At the end of his set, Gord was hugged by every single kid. Sage was delighted, the frosting-faced kid did in fact get frosting on his unicorn costume, and Brenda paid him an extra twenty dollars to get it dry-cleaned and return it to the costume store. She was concerned about losing her deposit. He didn’t bother telling her that he probably wasn’t going to return it at all. It mattered very little to him.

He walked home still in the costume. When he got there, he sat down at the kitchen table and stayed mostly in one place for the following three hours. Gavin was out, having gone to the gym earlier that day as he was apparently now over his break-up entirely. Finch was at work, probably glaring at customers until they left. He was the first one to return to the apartment. Gord was still at the kitchen table, still in the unicorn costume, eating cereal and pretending to sob as loudly as possible. Finch ignored him, threw himself on the couch, and took a nap. Gavin came home two hours after that.

“What the hell?” He asked as he walked through the front door. Gord had taken off the top part of the costume by that point, but he was still sitting at the kitchen table in front of his now empty cereal bowl. Finch was sprawled on the couch, arm slung over his eyes.
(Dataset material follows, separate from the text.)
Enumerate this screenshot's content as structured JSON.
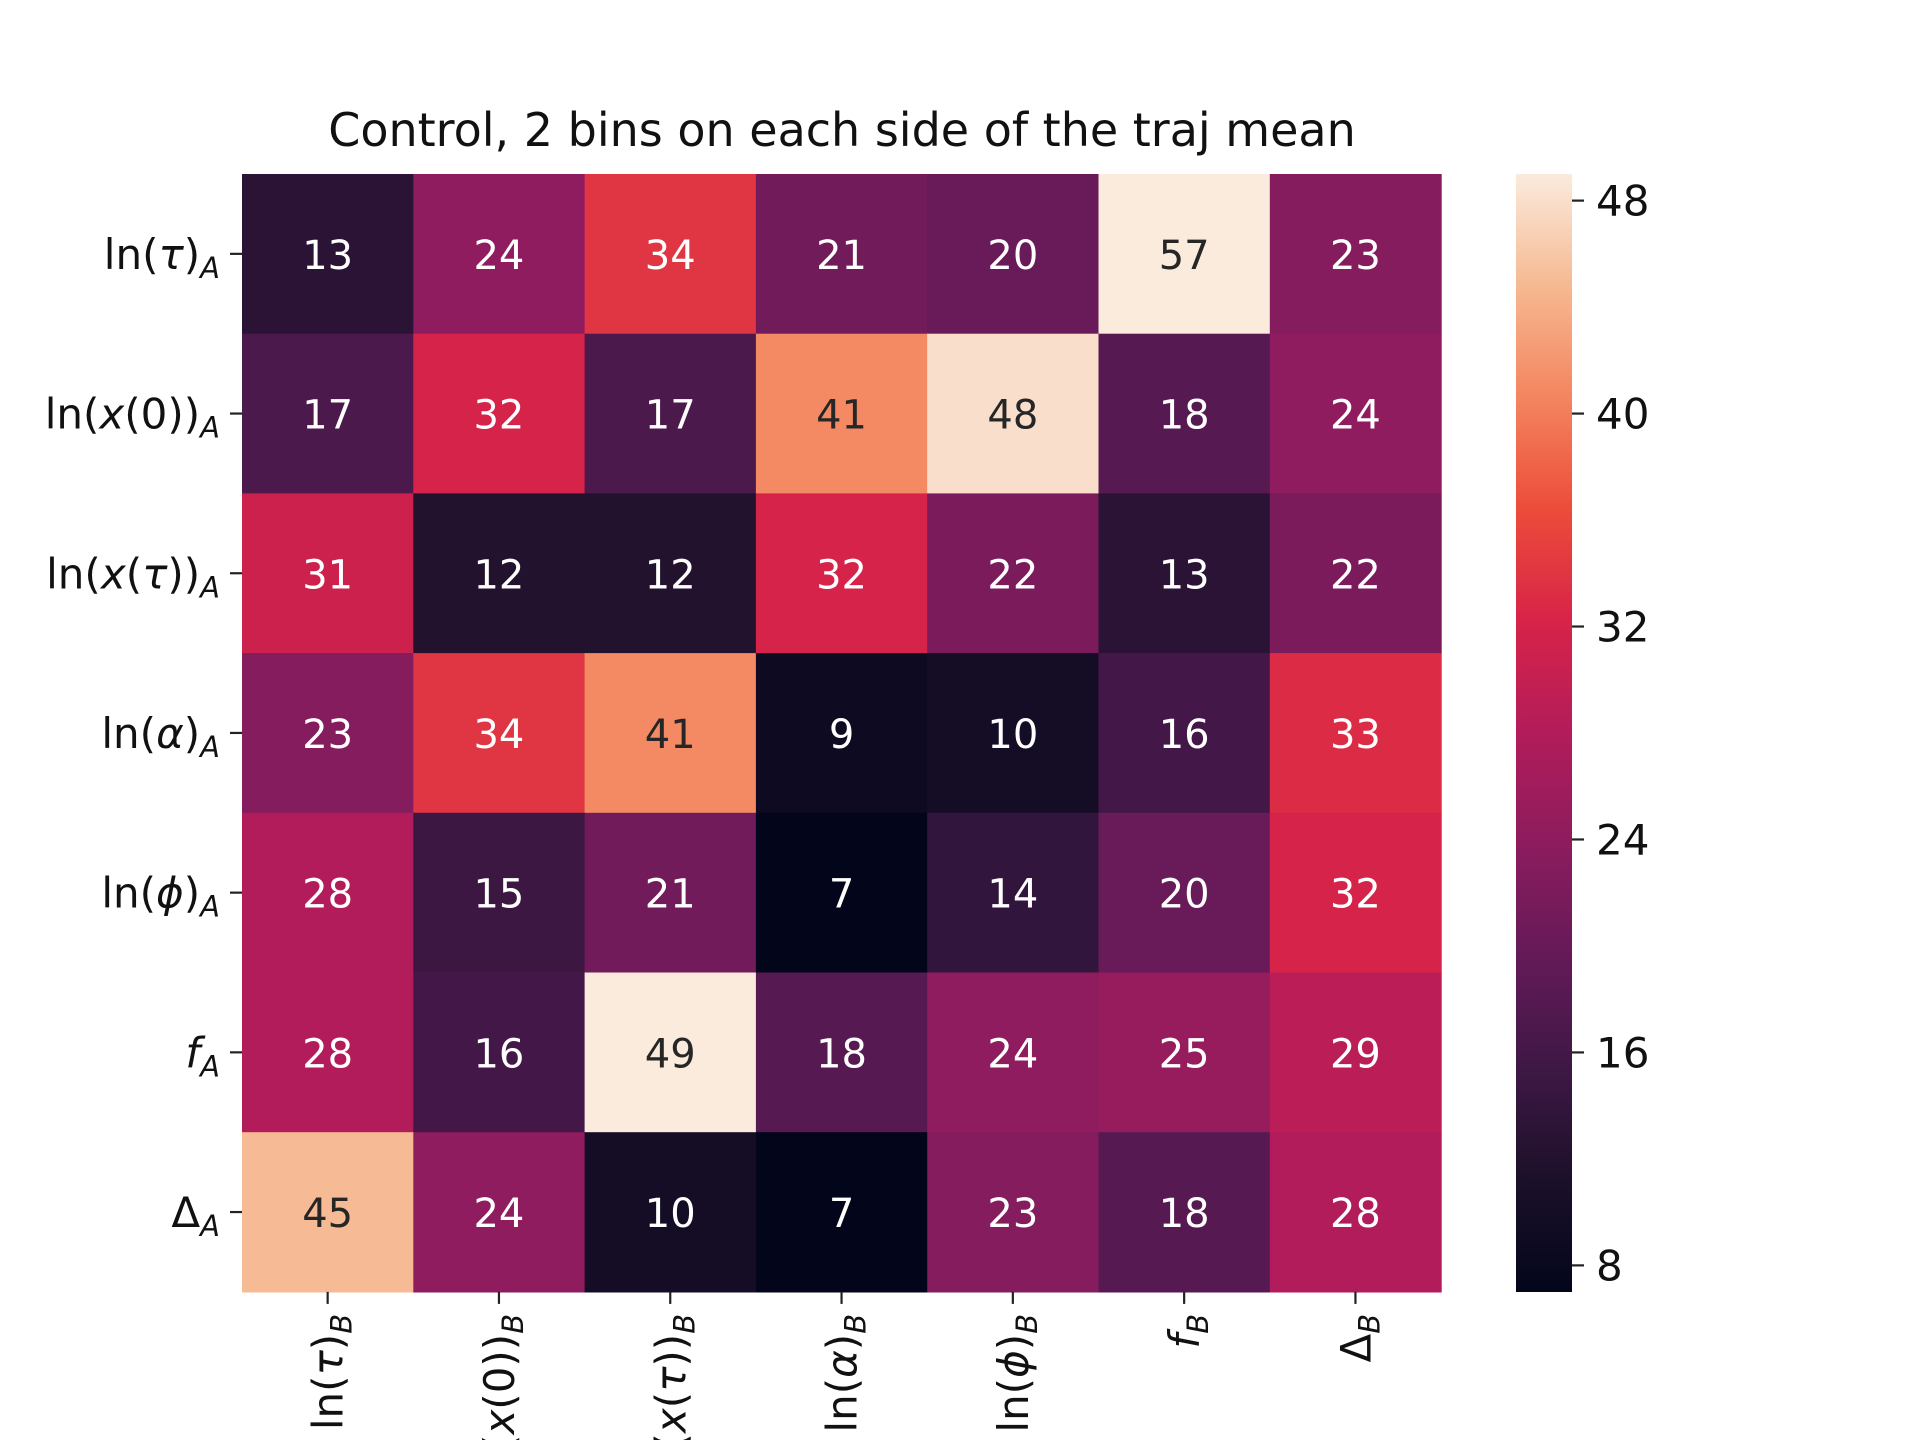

“When I got home, he was wearing a unicorn onesie and crying into a bowl of Frosted Flakes so it’s possible things are not going well,” Finch said without moving.

“Twenty-five six year olds called me Prince Unicorn Sparkles today and I had to sing a Taylor Swift song,” Gord explained darkly.

“You should not have shared that information,” Finch replied with a worrying hint of glee in his voice at the same time Gavin said, “Ooh, which one?”

“Fuck off, both of you,” Gord ordered bitterly.

“It’ll be okay, Sparkles,” Finch told him, pulling himself into a sitting position so he could look over the back of the couch at him and Gavin in the kitchen. “You make a very majestic pony.”

Gord definitely wasn’t going to return the unicorn costume. Instead, he was going to set it on fire and purge it from the earth.